Hasta Sana’a, la capital del Yemen, viajamos a lomo de mulos, más adaptados para las pendientes rocosas que tendríamos que ascender desde la costa. El Yemen es una meseta que se asienta entre el mar y las Tierras Altas, techo de la Arabia Feliz. Las alturas recogen las aguas que la sabiduría de los poceros lleva hasta las terrazas colgadas sobre las laderas de los montes. El verde de los cultivos hace a esta tierra fértil y pródiga. Perdieron la ruta del incienso, pero les queda el oro de su agricultura y la inteligencia de su comercio.

Su historia es rica. En el año 570 el virrey abisinio de Yemen llevó a cabo una expedición militar contra La Meca. Sus soldados iban a camello, algunos a caballo, y unos pocos en elefante. La bestia desconocida llenó de asombro y temor a los habitantes de la ciudad, que jamás habían visto un animal semejante. Fue recordado como el «año del Elefante», y entre otros prodigios, ese mismo año nació nuestro profeta Muhammad.

En Sana’a apenas si nos hospedamos un día, y eso que el atractivo de la ciudad y sus gentes nos habrían aconsejado prolongar la estancia. Pero el deber ante Dios estaba antes que la curiosidad por las cosas de los hombres. Dormimos en una gran samsarah, o posada caravanera. Nos despertamos muy temprano para la primera oración del día. Vimos amanecer sobre la ciudad vieja. Era de una belleza sin par. Sus murallas y sus torres viviendas, unas sobre las otras, desafiaban las leyes de la arquitectura y la estática con abigarrados ventanales y su extraordinaria altura.
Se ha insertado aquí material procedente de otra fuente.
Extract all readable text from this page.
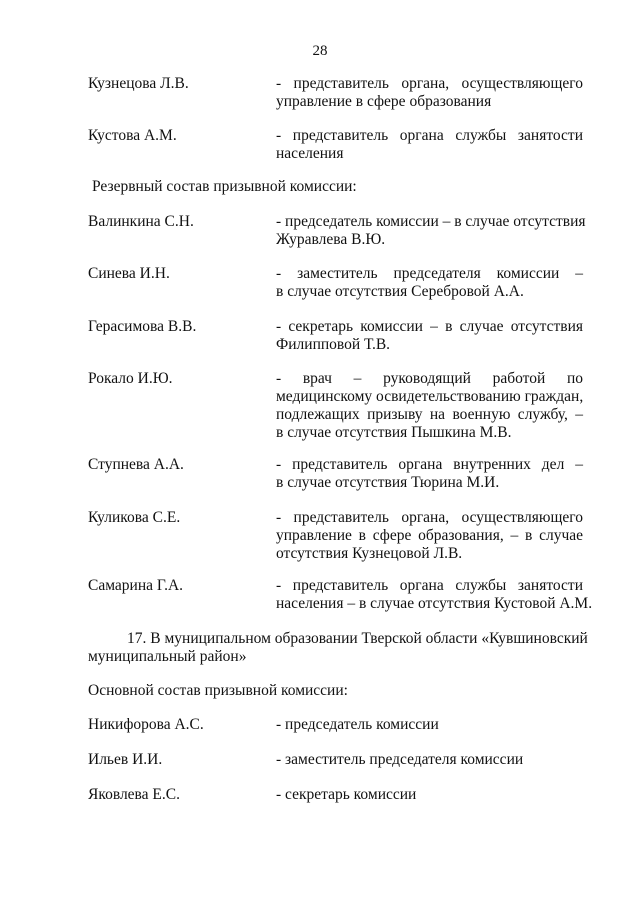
28
Кузнецова Л.В.	- представитель органа, осуществляющего
управление в сфере образования
Кустова А.М.	- представитель органа службы занятости
населения
Резервный состав призывной комиссии:
Валинкина С.Н.	- председатель комиссии – в случае отсутствия
Журавлева В.Ю.
Синева И.Н.	- заместитель председателя комиссии –
в случае отсутствия Серебровой А.А.
Герасимова В.В.	- секретарь комиссии – в случае отсутствия
Филипповой Т.В.
Рокало И.Ю.	- врач – руководящий работой по
медицинскому освидетельствованию граждан,
подлежащих призыву на военную службу, –
в случае отсутствия Пышкина М.В.
Ступнева А.А.	- представитель органа внутренних дел –
в случае отсутствия Тюрина М.И.
Куликова С.Е.	- представитель органа, осуществляющего
управление в сфере образования, – в случае
отсутствия Кузнецовой Л.В.
Самарина Г.А.	- представитель органа службы занятости
населения – в случае отсутствия Кустовой А.М.
17. В муниципальном образовании Тверской области «Кувшиновский
муниципальный район»
Основной состав призывной комиссии:
Никифорова А.С.	- председатель комиссии
Ильев И.И.	- заместитель председателя комиссии
Яковлева Е.С.	- секретарь комиссии
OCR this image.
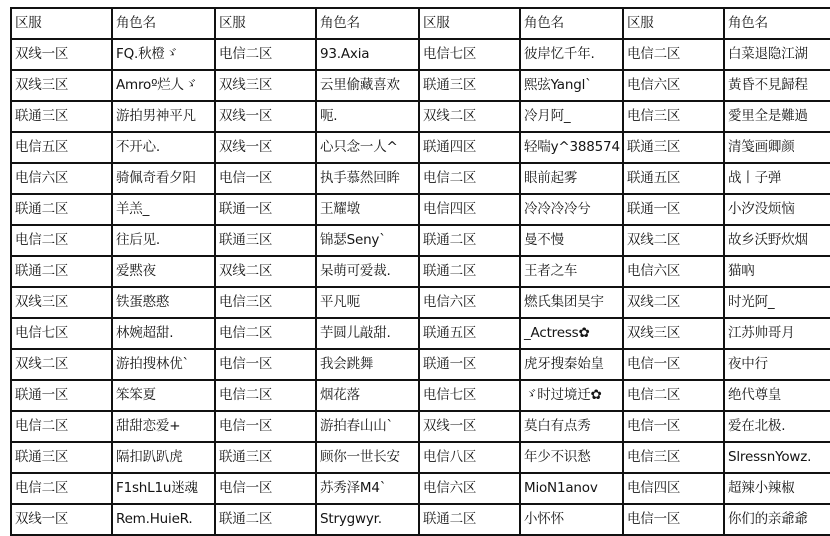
区服	角色名	区服	角色名	区服	角色名	区服	角色名
双线一区	FQ.秋橙ゞ	电信二区	93.Axia	电信七区	彼岸忆千年.	电信二区	白菜退隐江湖
双线三区	Amroº烂人ゞ	双线三区	云里偷藏喜欢	联通三区	熙弦Yangl`	电信六区	黃昏不見歸程
联通三区	游拍男神平凡	双线一区	呃.	双线二区	冷月阿_	电信三区	愛里全是難過
电信五区	不开心.	双线一区	心只念一人^	联通四区	轻喘y^388574	联通三区	清笺画卿颜
电信六区	骑佩奇看夕阳	电信一区	执手慕然回眸	电信二区	眼前起雾	联通五区	战丨子弹
联通二区	羊羔_	联通一区	王耀墩	电信四区	冷冷冷冷兮	联通一区	小汐没烦恼
电信二区	往后见.	联通三区	锦瑟Seny`	联通二区	曼不慢	双线二区	故乡沃野炊烟
联通二区	爱黙夜	双线二区	呆萌可爱裁.	联通二区	王者之车	电信六区	猫吶
双线三区	铁蛋憨憨	电信三区	平凡呃	电信六区	燃氏集团昊宇	双线二区	时光阿_
电信七区	林婉超甜.	电信二区	芋圆儿敲甜.	联通五区	_Actress✿	双线三区	江苏帅哥月
双线二区	游拍搜林优`	电信一区	我会跳舞	联通一区	虎牙搜秦始皇	电信一区	夜中行
联通一区	笨笨夏	电信二区	烟花落	电信七区	ゞ时过境迁✿	电信二区	绝代尊皇
电信二区	甜甜恋爱+	电信一区	游拍春山山`	双线一区	莫白有点秀	电信一区	爱在北极.
联通三区	隔扣趴趴虎	联通三区	顾你一世长安	电信八区	年少不识愁	电信三区	SlressnYowz.
电信二区	F1shL1u迷魂	电信一区	苏秀泽M4`	电信六区	MioN1anov	电信四区	超辣小辣椒
双线一区	Rem.HuieR.	联通二区	Strygwyr.	联通二区	小怀怀	电信一区	你们的亲爺爺
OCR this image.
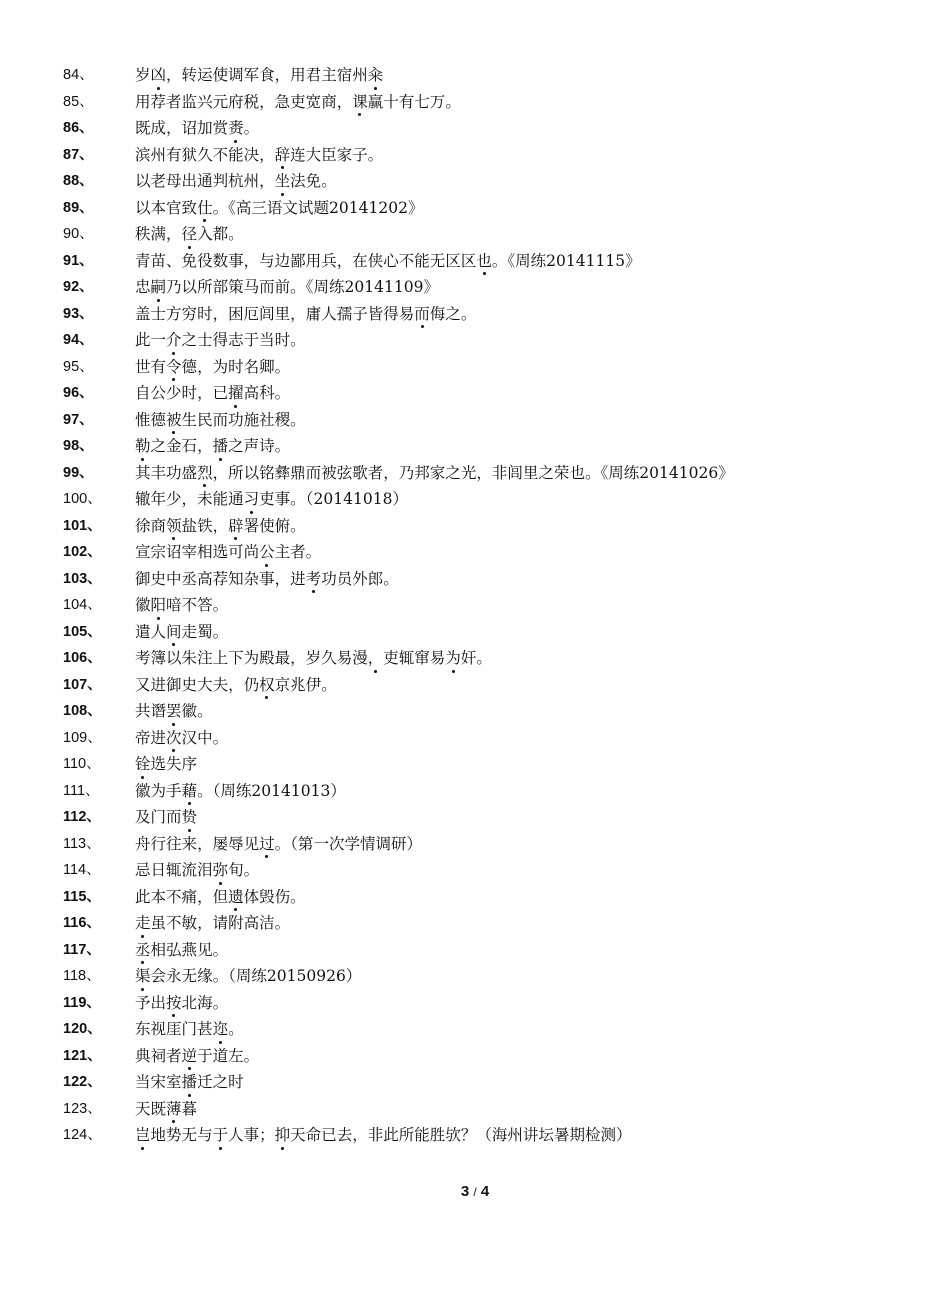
84、	岁凶，转运使调军食，用君主宿州籴
85、	用荐者监兴元府税，急吏宽商，课赢十有七万。
86、	既成，诏加赏赉。
87、	滨州有狱久不能决，辞连大臣家子。
88、	以老母出通判杭州，坐法免。
89、	以本官致仕。《高三语文试题20141202》
90、	秩满，径入都。
91、	青苗、免役数事，与边鄙用兵，在侠心不能无区区也。《周练20141115》
92、	忠嗣乃以所部策马而前。《周练20141109》
93、	盖士方穷时，困厄闾里，庸人孺子皆得易而侮之。
94、	此一介之士得志于当时。
95、	世有令德，为时名卿。
96、	自公少时，已擢高科。
97、	惟德被生民而功施社稷。
98、	勒之金石，播之声诗。
99、	其丰功盛烈，所以铭彝鼎而被弦歌者，乃邦家之光，非闾里之荣也。《周练20141026》
100、	辙年少，未能通习吏事。（20141018）
101、	徐商领盐铁，辟署使俯。
102、	宣宗诏宰相选可尚公主者。
103、	御史中丞高荐知杂事，进考功员外郎。
104、	徽阳喑不答。
105、	遣人间走蜀。
106、	考簿以朱注上下为殿最，岁久易漫，吏辄窜易为奸。
107、	又进御史大夫，仍权京兆伊。
108、	共谮罢徽。
109、	帝进次汉中。
110、	铨选失序
111、	徽为手藉。（周练20141013）
112、	及门而贽
113、	舟行往来，屡辱见过。（第一次学情调研）
114、	忌日辄流泪弥旬。
115、	此本不痛，但遗体毁伤。
116、	走虽不敏，请附高洁。
117、	丞相弘燕见。
118、	渠会永无缘。（周练20150926）
119、	予出按北海。
120、	东视厓门甚迩。
121、	典祠者逆于道左。
122、	当宋室播迁之时
123、	天既薄暮
124、	岂地势无与于人事；抑天命已去，非此所能胜欤？（海州讲坛暑期检测）
3 / 4
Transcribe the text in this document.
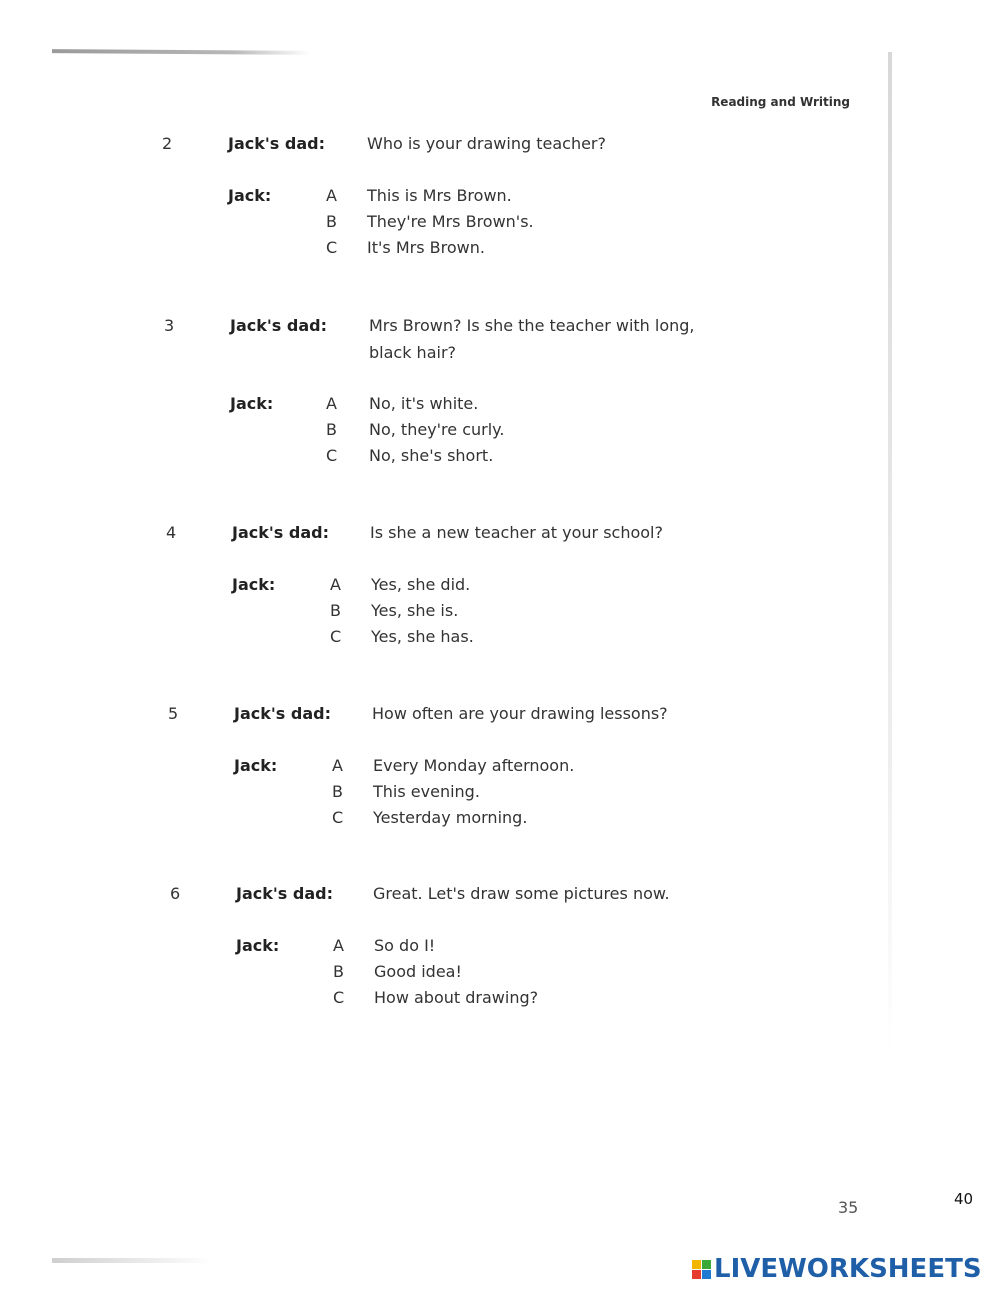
Reading and Writing
2	Jack's dad:	Who is your drawing teacher?
Jack:	A	This is Mrs Brown.
B	They're Mrs Brown's.
C	It's Mrs Brown.
3	Jack's dad:	Mrs Brown? Is she the teacher with long, black hair?
Jack:	A	No, it's white.
B	No, they're curly.
C	No, she's short.
4	Jack's dad:	Is she a new teacher at your school?
Jack:	A	Yes, she did.
B	Yes, she is.
C	Yes, she has.
5	Jack's dad:	How often are your drawing lessons?
Jack:	A	Every Monday afternoon.
B	This evening.
C	Yesterday morning.
6	Jack's dad:	Great. Let's draw some pictures now.
Jack:	A	So do I!
B	Good idea!
C	How about drawing?
35	40
LIVEWORKSHEETS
Acudimos después a orar a la Gran Mezquita, la Aljama Al Kabir, erigida a instancias del propio Profeta, y construida según sus indicaciones. La devoción de nuestros rezos me hizo sentir en comunión con el Altísimo. Cuando abandonamos la aljama para regresar a nuestro samsarah, apenas si reparamos en el Suq al-Milh, o mercado de la sal, ruidoso y colorido. Tan sólo teníamos ya ojos para las cosas de Dios. Así deben ser los buenos peregrinos, muertos para los negocios del hombre, y resucitados para los del espíritu.

Salimos en camello hacia el norte. Viajaríamos por tierra hasta Medina y La Meca, sin alejarnos demasiado del mar. Así obviaríamos, en lo posible, los rigores de las Tierras Vacías del interior.

—Un corazón vacío de fe es aún peor que el desierto más solitario de la Arabia, Jawdar.